Kale Quinoa Salad with low fat Caesar dressing
Ingredients for Kale Quinoa Salad
4 cups (about 1/2 bunch) Tuscan kale- wash, pat dry, then small chop
1/2 cup cooked Quinoa
1/4 cup toasted chickpeas - Saute a drained and rinsed can of chickpeas in 1 Tbsp of olive oil; remove from heat and sprinkle with Za'atar seasoning.
1/8 cup almonds
12 grape tomatoes, halved
Ingredients for low fat Caesar dressing
5 oz cup of nonfat Greek yogurt
1 Tbsp mayonnaise
1 Tbsp fresh lemon juice
1 Tbsp mustard (dijon preferred, but yellow is okay)

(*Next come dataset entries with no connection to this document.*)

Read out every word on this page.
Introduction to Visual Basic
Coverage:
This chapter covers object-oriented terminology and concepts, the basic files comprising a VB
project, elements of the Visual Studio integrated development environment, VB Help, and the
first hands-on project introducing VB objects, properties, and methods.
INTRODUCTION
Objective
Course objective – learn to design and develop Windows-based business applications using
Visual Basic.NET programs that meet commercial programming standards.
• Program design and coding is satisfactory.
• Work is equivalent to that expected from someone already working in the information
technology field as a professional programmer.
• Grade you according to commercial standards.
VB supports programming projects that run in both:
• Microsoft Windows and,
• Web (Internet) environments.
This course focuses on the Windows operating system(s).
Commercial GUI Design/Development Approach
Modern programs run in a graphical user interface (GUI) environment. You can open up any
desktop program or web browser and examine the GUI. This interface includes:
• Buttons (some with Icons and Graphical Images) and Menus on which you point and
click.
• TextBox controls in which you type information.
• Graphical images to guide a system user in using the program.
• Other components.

1 Tbsp extra virgin olive oil
1 Tbsp red wine vinegar
2 tsp Worcestershire sauce (reduced sodium)
1/2 tsp minced garlic
1 tsp anchovy paste
1-2 pinches of Cayenne pepper
1/4 cup freshly grated parmesan cheese
Directions
Preheat oven = 375 degrees F. Line a rimmed baking sheet with foil and lightly coat with non-stick spray. Arrange halved tomatoes on half of the sheet and sauted chickpeas on the other half. Lightly salt tomatoes and chickpeas. Drizzle olive oil over tomatoes. Bake 20-30 minutes. Remove from oven and cool.
Make dressing: combine all the Caesar dressing ingredients except the cheese into a medium bowl, whisk together until smooth. Stir in parmesan cheese. Set aside.
In a tupperware bowl add the kale and 2-3 teaspoons of dressing. Massage the dressing into the leaves for 2-3 minutes. Place in the refrigerator while the chickpeas and tomatoes are in the oven.
Assemble the salad: Add the cooled chickpeas and quinoa to the kale in the tupperware bowl. Shake together to coat. Transfer to a large serving dish. Add the roasted tomatoes and almonds. Finish with a light grating of parmesan cheese prior to serving.